The program featured staples of the Russian repertoire: Shostakovich's Festive Overture, Op. 96; the well-known First Piano Concerto of Tchaikovsky; and the Scheherazade Symphonic Suite, Op. 35, by Rimsky-Korsakov. The music programmed was a fitting opening for what appears to be an exciting and well-rounded season of literature for the Symphony. Dr. Chen appears to be confident in the ability of our players, made evident by the demanding repertoire scheduled. In her introductory remarks, Chen stated that it was her goal to see MSO become the finest orchestra in the region during her tenure; based upon the musical sensitivity and excellent sounds she elicited from her players on Saturday, I believe she is just the woman for the job.
The entire program was glorious, but the Rimsky-Korsakov simply took my breath away. I especially enjoyed the exquisite solo passages played by Concertmaster Susanna Perry Gilmore as well as those from Jennifer Rhodes, principal bassoon, and Scott Moore, principal trumpet. The commitment to musical excellence demonstrated by these three players in these incredibly demanding passages renewed my hope and faith in our Memphis Symphony.
Rarely will one attend a performance where they enjoy everything. Saturday evening's concert was no exception. While I applaud MSO's commitment to developing young musicians, I hope that my ears are never again assaulted by the overpowering sounds of a high school marching band playing in the aisles of the Cannon Center.

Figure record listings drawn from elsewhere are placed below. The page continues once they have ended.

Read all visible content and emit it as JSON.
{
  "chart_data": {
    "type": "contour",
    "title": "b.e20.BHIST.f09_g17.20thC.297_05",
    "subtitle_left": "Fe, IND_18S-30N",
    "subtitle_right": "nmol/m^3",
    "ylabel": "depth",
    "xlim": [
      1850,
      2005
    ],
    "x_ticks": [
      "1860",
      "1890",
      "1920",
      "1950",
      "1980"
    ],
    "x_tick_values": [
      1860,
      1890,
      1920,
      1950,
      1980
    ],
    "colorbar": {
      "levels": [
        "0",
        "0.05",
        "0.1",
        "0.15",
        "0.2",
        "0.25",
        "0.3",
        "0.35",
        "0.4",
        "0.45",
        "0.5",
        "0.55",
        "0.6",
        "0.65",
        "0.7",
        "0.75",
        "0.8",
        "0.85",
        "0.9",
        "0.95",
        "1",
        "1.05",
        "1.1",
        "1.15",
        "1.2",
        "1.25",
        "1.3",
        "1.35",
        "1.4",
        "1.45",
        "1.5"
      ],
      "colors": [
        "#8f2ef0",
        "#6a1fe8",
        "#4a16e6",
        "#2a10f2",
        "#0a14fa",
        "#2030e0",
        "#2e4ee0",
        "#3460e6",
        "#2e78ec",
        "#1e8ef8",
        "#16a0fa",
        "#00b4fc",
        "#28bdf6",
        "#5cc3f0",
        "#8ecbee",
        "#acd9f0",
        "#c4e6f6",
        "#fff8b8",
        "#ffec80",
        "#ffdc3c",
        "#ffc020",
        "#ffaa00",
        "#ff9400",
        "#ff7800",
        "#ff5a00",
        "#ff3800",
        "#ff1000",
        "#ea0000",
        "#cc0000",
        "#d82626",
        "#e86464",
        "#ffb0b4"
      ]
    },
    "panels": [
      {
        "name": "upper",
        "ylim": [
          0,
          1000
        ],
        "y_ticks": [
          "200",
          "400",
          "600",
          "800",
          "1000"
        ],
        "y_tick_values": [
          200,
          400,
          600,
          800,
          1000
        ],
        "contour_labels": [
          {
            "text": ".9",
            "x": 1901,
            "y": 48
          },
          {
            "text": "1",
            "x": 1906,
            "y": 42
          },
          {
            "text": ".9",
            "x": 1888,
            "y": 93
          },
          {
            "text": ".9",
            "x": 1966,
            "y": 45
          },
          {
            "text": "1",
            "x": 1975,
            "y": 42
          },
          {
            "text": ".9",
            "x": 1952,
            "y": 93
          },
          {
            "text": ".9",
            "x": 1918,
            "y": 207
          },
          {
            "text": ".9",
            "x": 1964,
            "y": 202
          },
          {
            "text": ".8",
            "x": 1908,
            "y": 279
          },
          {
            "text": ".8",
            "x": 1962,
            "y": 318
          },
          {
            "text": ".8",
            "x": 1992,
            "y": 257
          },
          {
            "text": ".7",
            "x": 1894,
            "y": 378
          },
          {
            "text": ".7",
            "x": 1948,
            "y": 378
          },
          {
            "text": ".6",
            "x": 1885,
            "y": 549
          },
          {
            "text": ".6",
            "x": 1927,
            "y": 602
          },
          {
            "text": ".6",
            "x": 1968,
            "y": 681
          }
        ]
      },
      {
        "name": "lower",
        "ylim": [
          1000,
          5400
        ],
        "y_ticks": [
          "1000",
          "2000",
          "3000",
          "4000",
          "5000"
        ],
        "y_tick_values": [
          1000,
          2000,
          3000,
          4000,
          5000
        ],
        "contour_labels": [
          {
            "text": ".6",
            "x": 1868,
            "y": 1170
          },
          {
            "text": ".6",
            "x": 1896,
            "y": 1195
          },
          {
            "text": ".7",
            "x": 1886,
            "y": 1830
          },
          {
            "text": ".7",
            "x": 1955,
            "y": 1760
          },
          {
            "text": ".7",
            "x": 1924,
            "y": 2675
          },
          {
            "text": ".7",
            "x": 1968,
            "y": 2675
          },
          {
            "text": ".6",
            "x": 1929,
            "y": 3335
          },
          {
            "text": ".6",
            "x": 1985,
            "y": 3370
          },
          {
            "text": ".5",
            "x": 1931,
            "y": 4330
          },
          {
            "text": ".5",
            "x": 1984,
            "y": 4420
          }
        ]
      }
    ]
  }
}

Don't misunderstand -- the sound was quite good and I would have appreciated it in a setting designed for such loud decibels. In the current setting, however, the playing was physically painful. Based upon the body language of others in the hall, I am not alone in this opinion. Many audience members -- both in the balconies and on the main floor -- and members of the orchestra could be seen with their hands covering their ears in a vain attempt to muffle the sound. There must be a compromise; as a patron, I want to be supportive of the arts in our area schools, but not at the detriment of my hearing.

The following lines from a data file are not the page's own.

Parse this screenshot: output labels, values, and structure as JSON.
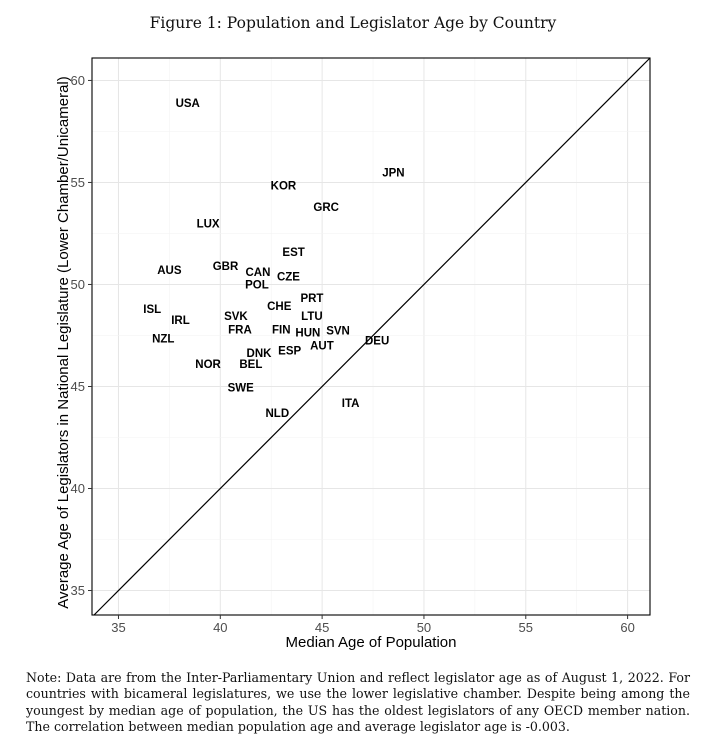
{
  "figure_title": "Figure 1: Population and Legislator Age by Country",
  "note": "Note: Data are from the Inter-Parliamentary Union and reflect legislator age as of August 1, 2022. For countries with bicameral legislatures, we use the lower legislative chamber. Despite being among the youngest by median age of population, the US has the oldest legislators of any OECD member nation. The correlation between median population age and average legislator age is -0.003.",
  "chart_data": {
    "type": "scatter",
    "xlabel": "Median Age of Population",
    "ylabel": "Average Age of Legislators in National Legislature (Lower Chamber/Unicameral)",
    "xlim": [
      33.7,
      61.1
    ],
    "ylim": [
      33.8,
      61.1
    ],
    "xticks": [
      35,
      40,
      45,
      50,
      55,
      60
    ],
    "yticks": [
      35,
      40,
      45,
      50,
      55,
      60
    ],
    "grid": true,
    "reference_line": "y = x",
    "points": [
      {
        "label": "USA",
        "x": 38.4,
        "y": 58.9
      },
      {
        "label": "JPN",
        "x": 48.5,
        "y": 55.5
      },
      {
        "label": "KOR",
        "x": 43.1,
        "y": 54.85
      },
      {
        "label": "GRC",
        "x": 45.2,
        "y": 53.8
      },
      {
        "label": "LUX",
        "x": 39.4,
        "y": 53.0
      },
      {
        "label": "EST",
        "x": 43.6,
        "y": 51.6
      },
      {
        "label": "AUS",
        "x": 37.5,
        "y": 50.7
      },
      {
        "label": "GBR",
        "x": 40.55,
        "y": 50.9
      },
      {
        "label": "CAN",
        "x": 41.7,
        "y": 50.6
      },
      {
        "label": "CZE",
        "x": 43.2,
        "y": 50.4
      },
      {
        "label": "POL",
        "x": 41.8,
        "y": 50.0
      },
      {
        "label": "ISL",
        "x": 37.0,
        "y": 48.7
      },
      {
        "label": "IRL",
        "x": 37.75,
        "y": 48.4
      },
      {
        "label": "PRT",
        "x": 44.5,
        "y": 49.0
      },
      {
        "label": "LTU",
        "x": 44.5,
        "y": 48.9
      },
      {
        "label": "CHE",
        "x": 42.6,
        "y": 48.6
      },
      {
        "label": "SVK",
        "x": 41.7,
        "y": 48.3
      },
      {
        "label": "FRA",
        "x": 41.8,
        "y": 48.0
      },
      {
        "label": "FIN",
        "x": 42.7,
        "y": 48.0
      },
      {
        "label": "SVN",
        "x": 44.8,
        "y": 47.5
      },
      {
        "label": "AUT",
        "x": 44.4,
        "y": 47.25
      },
      {
        "label": "HUN",
        "x": 44.3,
        "y": 47.2
      },
      {
        "label": "ESP",
        "x": 43.8,
        "y": 46.95
      },
      {
        "label": "DEU",
        "x": 47.7,
        "y": 47.25
      },
      {
        "label": "NZL",
        "x": 37.2,
        "y": 47.35
      },
      {
        "label": "DNK",
        "x": 41.9,
        "y": 46.65
      },
      {
        "label": "NOR",
        "x": 39.4,
        "y": 46.1
      },
      {
        "label": "BEL",
        "x": 41.5,
        "y": 46.1
      },
      {
        "label": "SWE",
        "x": 41.0,
        "y": 44.95
      },
      {
        "label": "ITA",
        "x": 46.4,
        "y": 44.2
      },
      {
        "label": "NLD",
        "x": 42.8,
        "y": 43.7
      }
    ]
  }
}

As far as the Orchestra itself, my only complaint was with the woodwind section. Throughout the evening, I felt as though some members of the section were struggling to play at the new level that Ms. Chen is introducing. I realize that we all have performances when we are simply not at our best. In keeping with that maxim, I will reserve my judgment until I listen further to their performances in the future. I am certain of this one thing -- Mei-Ann Chen is a gifted woman with a clear goal in mind for the Memphis Symphony Orchestra. She will bring the best out of all of her musicians, but I have a feeling she will not hesitate to make personnel changes as she deems necessary.
I am looking forward to hearing about the next concert on October 16-17, 2010. I am thrilled that my dear friend and fellow Pepperdine alumnus, Jessica Rivera, will be the featured soloist on the Barber Knoxville: Summer of 1915. On the other hand, I am upset that I will miss the performance due to another engagement that weekend on the left coast.